Post Road Magazine #30

Wild Dogs by Helen Humphreys

Adrienne Celt

One of my dearest wishes is to be taken in by a band of misfits and turn them into a fierce new family. Doesn't everyone want this? To be marooned in space or lost on a desert island; to work with a small, dysfunctional group until you come, one day, to love them? I want this life like I want to be hugged. Like I want someone to gather me in their arms and whisper in my ear: You belong here. It comforts me to think that, no matter how utterly strange we may seem to one another at first glance, at least our shared loneliness can bring us together.

The collection of friends and allies is important in fiction, too. Specifically, in Joseph Campbell's archetypal Hero's Journey. It goes like this: pluck someone out of their ordinary world and send them (against their better judgment) on a quest. Sooner or later, they'll have to team up with some inexplicably loyal strangers in order to accomplish their aims-and as a bonus, these companions will probably offer a few minor story arcs along the way. (Ex: Hero + Friend 1 = Love? Friend 1 + Friend 2 = Betrayal?)

The trouble is, in real life it's harder to tell who the hero is; none of us wants to be the sidekick. And that means we're all fighting to make our own needs the center of the story, whether or not they conflict with someone else's. How can we ever bring home the golden cup if we can't agree what it looks like, or who it belongs to? Do we even want the cup? Maybe we want some nice new end tables. Maybe we just want to be left alone.

One of the things I love about Helen Humphreys's novel Wild Dogs is the unwillingness with which the protagonist, Alice, allows herself to become part of a group; she understands, implicitly, that partnerships are not neat, and stories don't always end well. A heartbroken, self-styled loner, she works as the sole attendant of a gas station and commutes to her job on a motorcycle, so she can't even offer anyone else a ride. (Or at least, if she did, it would be awfully hard to have a conversation with them en route.) Nonetheless, Alice is drawn to the edge of the forest each night along with a group of strangers: her dog, like theirs, has ended up in a pack of loyal hearts gone feral, and the abandoned humans wait at sundown to see if their dogs will emerge and run by. "Love is like those wild dogs," she says in the novel's opening:

If it hunts you down it will not let you go. And what you can never know from the beginning is how hard or how long you will love something; how even when it has gone the love you felt will still chase you down, loping like dark flame through your blood.

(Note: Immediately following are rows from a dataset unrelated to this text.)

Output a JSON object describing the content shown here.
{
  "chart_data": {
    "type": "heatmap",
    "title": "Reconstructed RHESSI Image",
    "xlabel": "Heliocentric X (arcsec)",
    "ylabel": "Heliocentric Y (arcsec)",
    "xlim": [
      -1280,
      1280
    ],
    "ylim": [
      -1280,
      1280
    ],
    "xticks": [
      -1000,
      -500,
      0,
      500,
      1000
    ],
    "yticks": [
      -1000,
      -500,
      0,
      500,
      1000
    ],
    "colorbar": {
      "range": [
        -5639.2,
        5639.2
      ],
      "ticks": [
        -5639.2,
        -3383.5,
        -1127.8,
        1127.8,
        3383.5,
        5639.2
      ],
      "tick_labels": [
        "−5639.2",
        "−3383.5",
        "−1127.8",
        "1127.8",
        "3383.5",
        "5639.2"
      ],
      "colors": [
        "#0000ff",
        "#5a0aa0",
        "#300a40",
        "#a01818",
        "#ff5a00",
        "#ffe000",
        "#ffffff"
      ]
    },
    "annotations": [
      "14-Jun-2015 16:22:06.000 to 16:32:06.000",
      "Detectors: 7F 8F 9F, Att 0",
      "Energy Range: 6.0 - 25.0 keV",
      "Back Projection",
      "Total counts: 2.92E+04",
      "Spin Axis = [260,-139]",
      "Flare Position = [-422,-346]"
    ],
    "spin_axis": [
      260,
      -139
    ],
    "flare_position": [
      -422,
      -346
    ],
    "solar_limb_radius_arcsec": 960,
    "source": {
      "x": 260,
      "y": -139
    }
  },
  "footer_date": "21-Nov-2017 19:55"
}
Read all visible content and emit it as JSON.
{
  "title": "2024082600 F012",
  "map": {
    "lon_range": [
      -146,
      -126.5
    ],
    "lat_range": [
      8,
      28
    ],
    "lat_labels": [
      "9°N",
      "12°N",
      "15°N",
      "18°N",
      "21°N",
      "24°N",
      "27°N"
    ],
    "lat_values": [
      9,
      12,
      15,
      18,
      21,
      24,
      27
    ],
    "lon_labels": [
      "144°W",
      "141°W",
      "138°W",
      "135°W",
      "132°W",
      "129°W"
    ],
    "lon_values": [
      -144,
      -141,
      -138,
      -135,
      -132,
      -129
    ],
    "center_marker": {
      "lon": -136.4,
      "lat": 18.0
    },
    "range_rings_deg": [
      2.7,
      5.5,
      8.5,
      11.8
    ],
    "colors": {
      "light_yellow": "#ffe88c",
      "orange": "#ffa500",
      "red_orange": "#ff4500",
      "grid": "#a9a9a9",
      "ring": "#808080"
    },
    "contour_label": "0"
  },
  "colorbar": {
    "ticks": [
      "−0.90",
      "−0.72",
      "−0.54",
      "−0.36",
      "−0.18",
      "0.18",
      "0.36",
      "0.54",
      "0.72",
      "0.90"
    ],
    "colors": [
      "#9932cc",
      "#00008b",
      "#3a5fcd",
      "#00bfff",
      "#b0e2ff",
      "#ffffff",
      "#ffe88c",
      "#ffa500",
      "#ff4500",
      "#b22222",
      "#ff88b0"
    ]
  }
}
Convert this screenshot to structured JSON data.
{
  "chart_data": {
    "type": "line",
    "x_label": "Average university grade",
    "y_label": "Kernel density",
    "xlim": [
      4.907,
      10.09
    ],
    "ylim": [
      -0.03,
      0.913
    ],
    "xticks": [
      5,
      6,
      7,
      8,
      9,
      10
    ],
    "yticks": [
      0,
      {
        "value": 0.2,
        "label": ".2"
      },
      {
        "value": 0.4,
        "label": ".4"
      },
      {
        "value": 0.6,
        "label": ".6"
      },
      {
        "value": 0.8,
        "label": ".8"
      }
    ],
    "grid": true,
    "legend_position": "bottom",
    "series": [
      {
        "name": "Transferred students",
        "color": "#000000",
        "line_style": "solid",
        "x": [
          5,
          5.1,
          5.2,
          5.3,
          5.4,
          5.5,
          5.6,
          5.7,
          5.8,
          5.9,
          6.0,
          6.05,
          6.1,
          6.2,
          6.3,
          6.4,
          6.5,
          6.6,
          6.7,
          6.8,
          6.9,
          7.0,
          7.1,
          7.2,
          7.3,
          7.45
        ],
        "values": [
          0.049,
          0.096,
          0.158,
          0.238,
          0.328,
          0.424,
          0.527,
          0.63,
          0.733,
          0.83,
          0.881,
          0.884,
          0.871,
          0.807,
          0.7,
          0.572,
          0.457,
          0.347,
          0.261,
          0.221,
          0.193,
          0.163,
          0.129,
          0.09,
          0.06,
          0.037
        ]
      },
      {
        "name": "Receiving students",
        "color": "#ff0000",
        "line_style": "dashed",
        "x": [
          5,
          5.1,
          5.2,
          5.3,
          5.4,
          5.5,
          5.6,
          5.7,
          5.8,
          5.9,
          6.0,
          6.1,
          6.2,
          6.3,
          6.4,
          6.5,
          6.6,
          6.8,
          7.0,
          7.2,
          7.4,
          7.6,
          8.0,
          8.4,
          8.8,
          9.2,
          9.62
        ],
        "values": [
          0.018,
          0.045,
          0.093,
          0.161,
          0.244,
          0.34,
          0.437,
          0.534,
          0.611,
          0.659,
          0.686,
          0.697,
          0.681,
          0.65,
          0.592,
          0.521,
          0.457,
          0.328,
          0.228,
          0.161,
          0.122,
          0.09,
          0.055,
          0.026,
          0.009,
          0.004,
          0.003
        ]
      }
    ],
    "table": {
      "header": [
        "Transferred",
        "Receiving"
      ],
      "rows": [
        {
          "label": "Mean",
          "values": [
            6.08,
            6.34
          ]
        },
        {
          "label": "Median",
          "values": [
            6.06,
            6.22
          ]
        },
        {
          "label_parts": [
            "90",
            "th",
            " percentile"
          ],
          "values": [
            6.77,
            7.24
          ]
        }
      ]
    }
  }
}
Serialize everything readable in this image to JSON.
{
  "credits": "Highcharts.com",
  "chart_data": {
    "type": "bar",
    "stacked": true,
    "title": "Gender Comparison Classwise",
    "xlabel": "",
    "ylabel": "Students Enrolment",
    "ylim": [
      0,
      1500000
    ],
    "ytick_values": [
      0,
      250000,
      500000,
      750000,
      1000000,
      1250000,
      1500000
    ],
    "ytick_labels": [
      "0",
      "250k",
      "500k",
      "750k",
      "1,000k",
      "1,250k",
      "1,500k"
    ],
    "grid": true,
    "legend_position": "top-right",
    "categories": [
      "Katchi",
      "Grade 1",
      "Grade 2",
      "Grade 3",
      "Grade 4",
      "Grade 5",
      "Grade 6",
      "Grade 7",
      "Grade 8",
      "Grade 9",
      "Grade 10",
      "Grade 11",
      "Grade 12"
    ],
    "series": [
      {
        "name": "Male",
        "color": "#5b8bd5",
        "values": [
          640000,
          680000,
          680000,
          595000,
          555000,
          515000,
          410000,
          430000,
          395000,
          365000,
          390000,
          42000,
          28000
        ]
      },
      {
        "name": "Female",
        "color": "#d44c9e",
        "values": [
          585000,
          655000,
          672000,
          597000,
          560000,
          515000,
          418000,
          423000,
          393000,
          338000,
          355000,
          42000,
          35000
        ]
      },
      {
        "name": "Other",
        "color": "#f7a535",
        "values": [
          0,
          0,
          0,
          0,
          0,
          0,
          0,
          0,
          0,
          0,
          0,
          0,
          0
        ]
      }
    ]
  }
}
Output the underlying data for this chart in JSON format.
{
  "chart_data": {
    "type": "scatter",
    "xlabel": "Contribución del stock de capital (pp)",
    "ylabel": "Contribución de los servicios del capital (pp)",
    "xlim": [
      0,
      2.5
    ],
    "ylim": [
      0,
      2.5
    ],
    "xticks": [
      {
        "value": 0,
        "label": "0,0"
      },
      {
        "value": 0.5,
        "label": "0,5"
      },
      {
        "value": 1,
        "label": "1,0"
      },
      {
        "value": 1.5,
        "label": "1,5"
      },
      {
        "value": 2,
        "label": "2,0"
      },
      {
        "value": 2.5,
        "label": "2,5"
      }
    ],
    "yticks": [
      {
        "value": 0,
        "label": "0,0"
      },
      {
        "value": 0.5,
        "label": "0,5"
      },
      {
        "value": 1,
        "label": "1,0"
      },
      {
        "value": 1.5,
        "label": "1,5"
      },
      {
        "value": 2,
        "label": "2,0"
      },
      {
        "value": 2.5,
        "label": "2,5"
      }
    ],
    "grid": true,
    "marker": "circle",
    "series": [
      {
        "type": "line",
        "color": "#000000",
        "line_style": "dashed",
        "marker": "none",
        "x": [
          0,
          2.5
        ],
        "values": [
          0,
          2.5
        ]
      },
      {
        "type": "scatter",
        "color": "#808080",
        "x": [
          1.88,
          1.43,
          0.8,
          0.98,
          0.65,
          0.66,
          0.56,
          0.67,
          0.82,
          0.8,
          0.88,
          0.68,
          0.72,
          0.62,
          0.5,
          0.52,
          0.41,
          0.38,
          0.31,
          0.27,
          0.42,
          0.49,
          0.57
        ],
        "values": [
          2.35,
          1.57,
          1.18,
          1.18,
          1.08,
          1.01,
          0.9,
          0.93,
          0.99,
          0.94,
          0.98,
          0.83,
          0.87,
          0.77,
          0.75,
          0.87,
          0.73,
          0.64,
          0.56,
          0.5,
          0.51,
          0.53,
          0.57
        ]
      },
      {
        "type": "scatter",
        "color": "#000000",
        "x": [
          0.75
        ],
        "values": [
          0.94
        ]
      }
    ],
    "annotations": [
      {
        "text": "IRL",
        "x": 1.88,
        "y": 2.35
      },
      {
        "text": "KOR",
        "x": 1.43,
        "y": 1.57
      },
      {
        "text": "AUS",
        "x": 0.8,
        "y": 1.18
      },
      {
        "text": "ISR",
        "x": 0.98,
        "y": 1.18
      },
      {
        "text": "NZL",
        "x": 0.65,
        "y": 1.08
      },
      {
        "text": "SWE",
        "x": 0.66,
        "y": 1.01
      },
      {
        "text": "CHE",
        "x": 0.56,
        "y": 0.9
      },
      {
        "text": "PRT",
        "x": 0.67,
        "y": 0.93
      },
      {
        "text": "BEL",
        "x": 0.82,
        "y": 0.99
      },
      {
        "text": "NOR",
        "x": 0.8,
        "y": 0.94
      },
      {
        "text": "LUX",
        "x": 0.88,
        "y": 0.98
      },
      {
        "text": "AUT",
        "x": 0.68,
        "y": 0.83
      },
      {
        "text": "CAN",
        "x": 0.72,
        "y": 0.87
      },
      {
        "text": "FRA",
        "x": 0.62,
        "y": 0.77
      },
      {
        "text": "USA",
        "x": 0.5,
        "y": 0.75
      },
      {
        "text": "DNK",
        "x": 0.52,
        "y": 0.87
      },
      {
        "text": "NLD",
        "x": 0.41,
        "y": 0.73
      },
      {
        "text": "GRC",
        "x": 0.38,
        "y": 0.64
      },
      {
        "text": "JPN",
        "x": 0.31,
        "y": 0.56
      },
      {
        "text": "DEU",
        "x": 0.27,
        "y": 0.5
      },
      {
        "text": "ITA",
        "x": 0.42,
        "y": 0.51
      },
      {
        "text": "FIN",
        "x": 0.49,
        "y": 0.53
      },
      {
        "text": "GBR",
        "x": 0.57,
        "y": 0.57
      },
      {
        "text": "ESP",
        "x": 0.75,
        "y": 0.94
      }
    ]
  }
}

For Alice, love is dangerous, and I appreciate the way she hesitates to be drawn into it. We need allies. We need companionship. But if we were able to examine passion with a cold and dispassionate eye, we would see that it isn't a solution to anything. It's a new set of complications, waiting to bloom. A lifelong struggle, waiting to put down roots in our heart.

Alice's experiences mirror my own understanding of the Friends & Allies equation: that it's far from simple. But for all that, she's not a closed-off person; indeed, Alice forms several close bonds throughout the course of the book, and through her, Humphreys is able to show off a keen eye for human intimacy, as well as a lyrical sensibility. Alice's love for the world is palpable even when human beings resist her: there is always the mist on the morning road. There are always the trees for the dogs to run through. And the possibility of something more.

I know now that you will leave me. I know that I will always love you. I know that I cannot be saved, and neither can Jamie, and neither can you. We will go on, alone, into a space we once defined together. I know that the world in which we existed will not remember us at all. I know that this can never be that, that faith isn't belief but struggle with belief.

Most fictional misfit bands are light-hearted, bordering on the comical. For their members, nothing really changes despite their weekly adventures, and everything comes out right in the end. Humphreys's novel is close to my heart, because it offers up the same sort of exquisite bond-but one that is permeable and impermanent. And, for all that, no less meaningful.